Meaher is convincing on his core argument: that Britain never promised it would be able to defend Australia under all circumstances and that Australia misunderstood the consequent need to invest in its own defences. But I do wonder if he is too quick to dismiss those efforts which were made to warn Australians of the Japanese threat, though. For example, I don't think he discusses the famous refusal of dock workers in 1938 to load iron onto ships bound for Japan, explicitly for the reason that it might come back in the form of bombs. This idea must have come from somewhere. He argues persuasively that the press and the ruling elites were ill-equipped to provide cogent analyses of Australia's strategic situation; the few attempts which were made were usually simplistic where they weren't plain silly.4 The depth of debate about strategic affairs does seem very poor when compared with Britain.5

Still, that doesn't mean such debate as existed was without effect. Stanley describes Fool's Harvest as 'hugely popular' and notes that it was first serialised in the Melbourne Argus, one of the nation's leading newspapers.6 It also seems to be a good example of a novelist popularising the ideas of more serious thinkers, as Thomas Blamey advised Cox on the military side of things.7 Blamey had been Monash's chief of staff in France during the last war and at this time was in charge of recruitment for the Citizen Military Force (i.e. the Militia) and a regular commentator for the ABC on military and foreign affairs.8 The same sort of nexus between next-war novelists, military intellectuals and the press could be found in Britain, though by this time such blatant le Queux-like propagandising was no longer common. It looks to me like there was at least a nascent next-war literature by the late 1930s.

On the other hand, I put that that question mark in the title of these posts before I read Meaher's book. That's because I was concerned that I was projecting forwards my (not particularly deep) knowledge of the fear of Japan in the first decades after Federation, and backwards my (also not particularly deep) knowledge of the fear of Japanese invasion in 1942, as exemplified by the wonderful piece of scaremongering at the start of this post.9 But it's also because it didn't look like the mystery aeroplane sightings I'm looking at here can simply be put down to fear of Japan. I'll tackle that in a final post in this series.

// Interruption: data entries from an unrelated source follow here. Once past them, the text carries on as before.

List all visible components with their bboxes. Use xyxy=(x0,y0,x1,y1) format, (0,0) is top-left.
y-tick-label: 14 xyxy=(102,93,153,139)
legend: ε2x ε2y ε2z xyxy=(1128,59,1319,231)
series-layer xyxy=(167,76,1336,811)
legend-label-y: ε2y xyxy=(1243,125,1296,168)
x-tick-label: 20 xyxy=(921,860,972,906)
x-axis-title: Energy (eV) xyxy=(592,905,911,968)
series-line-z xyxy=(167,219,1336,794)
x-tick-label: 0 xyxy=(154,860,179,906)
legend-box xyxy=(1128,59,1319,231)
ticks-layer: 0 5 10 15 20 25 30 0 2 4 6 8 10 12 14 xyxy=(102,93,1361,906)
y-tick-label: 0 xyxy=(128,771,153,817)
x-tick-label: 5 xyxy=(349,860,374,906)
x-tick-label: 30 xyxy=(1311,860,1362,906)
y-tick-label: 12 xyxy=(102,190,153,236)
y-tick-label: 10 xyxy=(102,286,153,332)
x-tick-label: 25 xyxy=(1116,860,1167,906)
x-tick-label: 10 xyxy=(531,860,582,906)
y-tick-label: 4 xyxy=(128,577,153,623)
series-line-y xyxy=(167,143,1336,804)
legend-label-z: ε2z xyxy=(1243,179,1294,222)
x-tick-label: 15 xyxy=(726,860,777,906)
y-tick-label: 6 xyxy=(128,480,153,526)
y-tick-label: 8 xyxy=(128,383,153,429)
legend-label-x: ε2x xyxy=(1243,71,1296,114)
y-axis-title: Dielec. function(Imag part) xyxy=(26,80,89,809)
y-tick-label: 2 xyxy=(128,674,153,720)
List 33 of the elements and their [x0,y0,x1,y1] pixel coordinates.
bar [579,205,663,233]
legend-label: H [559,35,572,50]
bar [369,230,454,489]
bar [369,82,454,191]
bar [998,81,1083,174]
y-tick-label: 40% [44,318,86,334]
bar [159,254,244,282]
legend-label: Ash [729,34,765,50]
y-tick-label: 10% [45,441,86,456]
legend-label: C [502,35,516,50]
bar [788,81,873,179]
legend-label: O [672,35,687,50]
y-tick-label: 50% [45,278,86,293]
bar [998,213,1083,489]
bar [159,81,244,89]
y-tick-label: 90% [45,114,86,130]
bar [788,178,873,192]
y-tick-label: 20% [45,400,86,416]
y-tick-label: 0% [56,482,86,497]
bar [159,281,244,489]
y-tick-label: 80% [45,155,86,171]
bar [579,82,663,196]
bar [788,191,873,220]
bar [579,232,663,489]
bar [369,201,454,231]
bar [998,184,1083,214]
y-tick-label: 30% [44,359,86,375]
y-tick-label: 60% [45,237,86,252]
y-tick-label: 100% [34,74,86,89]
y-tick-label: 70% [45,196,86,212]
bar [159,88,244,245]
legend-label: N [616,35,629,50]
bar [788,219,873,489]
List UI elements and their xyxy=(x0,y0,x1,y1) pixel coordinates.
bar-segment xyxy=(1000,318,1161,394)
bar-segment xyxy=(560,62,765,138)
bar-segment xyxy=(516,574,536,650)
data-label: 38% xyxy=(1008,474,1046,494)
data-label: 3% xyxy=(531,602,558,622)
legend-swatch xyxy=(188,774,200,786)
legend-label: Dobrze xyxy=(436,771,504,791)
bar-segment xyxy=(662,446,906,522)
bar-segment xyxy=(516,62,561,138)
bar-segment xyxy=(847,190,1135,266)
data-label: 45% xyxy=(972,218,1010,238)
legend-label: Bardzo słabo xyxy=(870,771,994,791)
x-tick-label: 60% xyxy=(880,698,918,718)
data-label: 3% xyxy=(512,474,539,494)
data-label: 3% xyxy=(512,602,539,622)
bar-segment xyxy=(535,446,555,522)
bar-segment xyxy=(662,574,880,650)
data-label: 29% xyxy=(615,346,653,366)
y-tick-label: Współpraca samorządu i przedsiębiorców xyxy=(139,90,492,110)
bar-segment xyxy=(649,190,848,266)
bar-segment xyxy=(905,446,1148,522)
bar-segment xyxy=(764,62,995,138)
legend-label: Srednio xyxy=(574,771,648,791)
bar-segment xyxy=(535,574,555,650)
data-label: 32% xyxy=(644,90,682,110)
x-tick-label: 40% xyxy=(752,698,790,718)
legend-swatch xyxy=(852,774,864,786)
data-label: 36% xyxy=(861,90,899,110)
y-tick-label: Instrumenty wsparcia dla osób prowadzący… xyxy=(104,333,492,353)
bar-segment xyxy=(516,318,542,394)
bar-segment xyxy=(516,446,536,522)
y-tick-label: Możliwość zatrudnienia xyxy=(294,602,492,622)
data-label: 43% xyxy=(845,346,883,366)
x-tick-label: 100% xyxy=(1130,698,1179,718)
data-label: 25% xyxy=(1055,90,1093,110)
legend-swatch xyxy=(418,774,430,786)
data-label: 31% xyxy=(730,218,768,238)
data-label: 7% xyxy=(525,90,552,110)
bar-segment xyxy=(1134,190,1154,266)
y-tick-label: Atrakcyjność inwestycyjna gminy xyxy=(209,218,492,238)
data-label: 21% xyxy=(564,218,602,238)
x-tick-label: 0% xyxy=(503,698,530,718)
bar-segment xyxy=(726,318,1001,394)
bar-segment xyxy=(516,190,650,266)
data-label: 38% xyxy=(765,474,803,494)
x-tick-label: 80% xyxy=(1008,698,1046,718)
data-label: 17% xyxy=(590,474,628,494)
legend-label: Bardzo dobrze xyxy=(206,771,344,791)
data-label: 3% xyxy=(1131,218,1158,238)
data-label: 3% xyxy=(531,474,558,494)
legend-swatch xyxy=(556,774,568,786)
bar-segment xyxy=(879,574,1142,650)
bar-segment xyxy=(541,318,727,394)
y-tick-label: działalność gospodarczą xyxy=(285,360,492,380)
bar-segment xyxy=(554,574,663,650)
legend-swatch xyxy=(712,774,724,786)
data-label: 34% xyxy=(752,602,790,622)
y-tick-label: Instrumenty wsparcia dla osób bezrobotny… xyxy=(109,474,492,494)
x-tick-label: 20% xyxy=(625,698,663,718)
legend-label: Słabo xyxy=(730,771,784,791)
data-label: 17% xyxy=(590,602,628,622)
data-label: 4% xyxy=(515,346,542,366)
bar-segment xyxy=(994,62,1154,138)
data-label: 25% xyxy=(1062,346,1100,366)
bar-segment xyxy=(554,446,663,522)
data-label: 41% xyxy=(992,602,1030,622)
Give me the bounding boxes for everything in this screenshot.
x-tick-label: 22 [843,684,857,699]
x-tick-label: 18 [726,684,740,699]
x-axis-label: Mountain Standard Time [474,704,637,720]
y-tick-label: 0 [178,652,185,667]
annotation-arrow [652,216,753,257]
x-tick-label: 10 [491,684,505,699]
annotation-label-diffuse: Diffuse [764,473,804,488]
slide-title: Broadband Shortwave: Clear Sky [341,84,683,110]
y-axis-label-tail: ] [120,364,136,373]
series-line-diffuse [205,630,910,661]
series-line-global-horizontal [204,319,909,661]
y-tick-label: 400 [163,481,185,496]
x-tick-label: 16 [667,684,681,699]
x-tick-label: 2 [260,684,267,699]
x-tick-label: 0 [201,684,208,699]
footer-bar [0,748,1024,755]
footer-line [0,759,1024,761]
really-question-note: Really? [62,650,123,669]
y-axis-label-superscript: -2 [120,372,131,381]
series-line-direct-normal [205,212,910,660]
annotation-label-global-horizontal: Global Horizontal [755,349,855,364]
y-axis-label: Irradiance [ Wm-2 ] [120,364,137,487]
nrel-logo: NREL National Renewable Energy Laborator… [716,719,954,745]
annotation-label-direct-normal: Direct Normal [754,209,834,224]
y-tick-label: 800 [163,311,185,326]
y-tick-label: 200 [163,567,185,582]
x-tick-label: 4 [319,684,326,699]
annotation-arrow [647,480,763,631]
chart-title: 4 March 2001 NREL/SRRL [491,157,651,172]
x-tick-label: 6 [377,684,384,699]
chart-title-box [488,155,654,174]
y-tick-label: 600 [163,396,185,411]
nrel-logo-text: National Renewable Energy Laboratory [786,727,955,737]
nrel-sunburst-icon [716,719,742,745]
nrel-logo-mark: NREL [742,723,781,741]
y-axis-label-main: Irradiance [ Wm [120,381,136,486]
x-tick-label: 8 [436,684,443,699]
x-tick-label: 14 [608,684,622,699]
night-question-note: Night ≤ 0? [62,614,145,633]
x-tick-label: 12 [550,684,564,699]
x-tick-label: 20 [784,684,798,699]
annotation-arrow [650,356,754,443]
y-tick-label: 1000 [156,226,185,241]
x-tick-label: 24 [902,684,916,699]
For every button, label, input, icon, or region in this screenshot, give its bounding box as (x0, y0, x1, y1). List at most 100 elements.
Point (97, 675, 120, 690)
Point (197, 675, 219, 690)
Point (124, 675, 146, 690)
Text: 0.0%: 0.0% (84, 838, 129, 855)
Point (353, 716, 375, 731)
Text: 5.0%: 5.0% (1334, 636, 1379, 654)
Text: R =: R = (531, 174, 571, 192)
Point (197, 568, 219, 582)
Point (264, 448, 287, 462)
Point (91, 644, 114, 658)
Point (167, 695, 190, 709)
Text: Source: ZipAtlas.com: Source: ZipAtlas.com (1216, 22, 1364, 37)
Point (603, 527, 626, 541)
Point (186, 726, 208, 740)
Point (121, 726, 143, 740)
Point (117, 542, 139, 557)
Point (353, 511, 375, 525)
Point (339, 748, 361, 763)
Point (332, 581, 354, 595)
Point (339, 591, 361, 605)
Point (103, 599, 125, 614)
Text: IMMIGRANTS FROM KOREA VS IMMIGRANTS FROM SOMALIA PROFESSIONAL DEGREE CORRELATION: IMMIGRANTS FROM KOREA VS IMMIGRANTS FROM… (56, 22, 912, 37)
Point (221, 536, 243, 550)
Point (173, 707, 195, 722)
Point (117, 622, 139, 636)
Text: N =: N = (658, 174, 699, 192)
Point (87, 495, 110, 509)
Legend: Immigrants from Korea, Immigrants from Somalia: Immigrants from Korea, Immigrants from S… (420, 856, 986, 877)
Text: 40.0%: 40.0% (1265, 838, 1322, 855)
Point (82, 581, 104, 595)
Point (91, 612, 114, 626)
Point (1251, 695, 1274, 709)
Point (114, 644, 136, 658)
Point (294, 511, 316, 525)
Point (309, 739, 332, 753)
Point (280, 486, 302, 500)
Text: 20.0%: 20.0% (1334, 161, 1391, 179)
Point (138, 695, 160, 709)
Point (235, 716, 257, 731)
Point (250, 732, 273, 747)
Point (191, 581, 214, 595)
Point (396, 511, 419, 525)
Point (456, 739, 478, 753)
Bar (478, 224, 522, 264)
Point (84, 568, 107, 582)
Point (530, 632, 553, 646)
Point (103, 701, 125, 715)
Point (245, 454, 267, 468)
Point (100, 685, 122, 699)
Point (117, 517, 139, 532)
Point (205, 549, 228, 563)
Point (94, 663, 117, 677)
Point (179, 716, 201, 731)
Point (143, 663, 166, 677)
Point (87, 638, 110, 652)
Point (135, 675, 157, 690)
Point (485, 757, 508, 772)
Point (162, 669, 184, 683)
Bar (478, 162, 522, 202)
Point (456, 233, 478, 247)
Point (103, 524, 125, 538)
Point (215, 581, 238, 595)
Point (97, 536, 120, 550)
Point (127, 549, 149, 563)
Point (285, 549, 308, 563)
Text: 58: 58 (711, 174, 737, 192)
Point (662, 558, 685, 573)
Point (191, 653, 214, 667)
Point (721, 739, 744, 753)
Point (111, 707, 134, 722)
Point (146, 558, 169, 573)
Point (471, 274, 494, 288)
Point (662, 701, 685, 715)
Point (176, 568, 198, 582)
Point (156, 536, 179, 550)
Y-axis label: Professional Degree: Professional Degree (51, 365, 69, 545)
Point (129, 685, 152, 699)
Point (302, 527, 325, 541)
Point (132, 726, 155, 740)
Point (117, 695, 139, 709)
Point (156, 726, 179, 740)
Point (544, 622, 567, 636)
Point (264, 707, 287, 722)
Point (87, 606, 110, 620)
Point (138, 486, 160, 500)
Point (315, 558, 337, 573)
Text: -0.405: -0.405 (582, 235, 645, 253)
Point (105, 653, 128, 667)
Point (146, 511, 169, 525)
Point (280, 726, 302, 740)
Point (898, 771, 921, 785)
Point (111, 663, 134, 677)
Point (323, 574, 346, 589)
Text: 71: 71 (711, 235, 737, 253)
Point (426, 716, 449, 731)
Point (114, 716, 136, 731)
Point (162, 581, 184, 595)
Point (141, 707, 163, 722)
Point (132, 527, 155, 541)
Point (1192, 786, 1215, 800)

  1. David Walker, Anxious Nation: Australia and the Rise of Asia 1850-1939 (St Lucia: University of Queensland Press, 1999).
  2. Peter Stanley, Invading Australia: Japan and the Battle for Australia, 1942 (Camberwell: Viking, 2008), 43-54.
  3. Augustine Meaher, The Australian Road to Singapore: The Myth of British Betrayal (North Melbourne: Australian Scholarly Publishing, 2010).
  4. Meaher doesn't cite this in his book, but if memory serves I've heard him talk about one Tasmanian senator who calculated that approximately one squadron of aeroplanes would be enough to guard Australia's entire coastline. All 34,000km of it.
  5. Actually, I'd be surprised if British military intellectuals didn't have some impact in Australia; for a start, I know that the State Library of Victoria obtained copies of at least four out of every five books published in London on my topic — very conveniently for me, I must say.
  6. Beginning with Argus, 5 November 1938, 34.
  7. Stanley, Invading Australia, 50.
  8. In the next war Blamey was commander in chief of the Australian army in the Pacific and personally took charge of the Kokoda campaign; in 1950 he was promoted to field marshal, the only Australian to ever hold that rank.
  9. See Walker, Anxious Nation, 98-126; Stanley, Invading Australia; Kate Darian-Smith, On the Home Front: Melbourne in Wartime: 1939-1945 (Carlton: Melbourne University Press, 2009). I'm also indebted to Richard Waterhouse of the University of Sydney for letting me see some of his ongoing work on home front reactions to the Japanese offensive.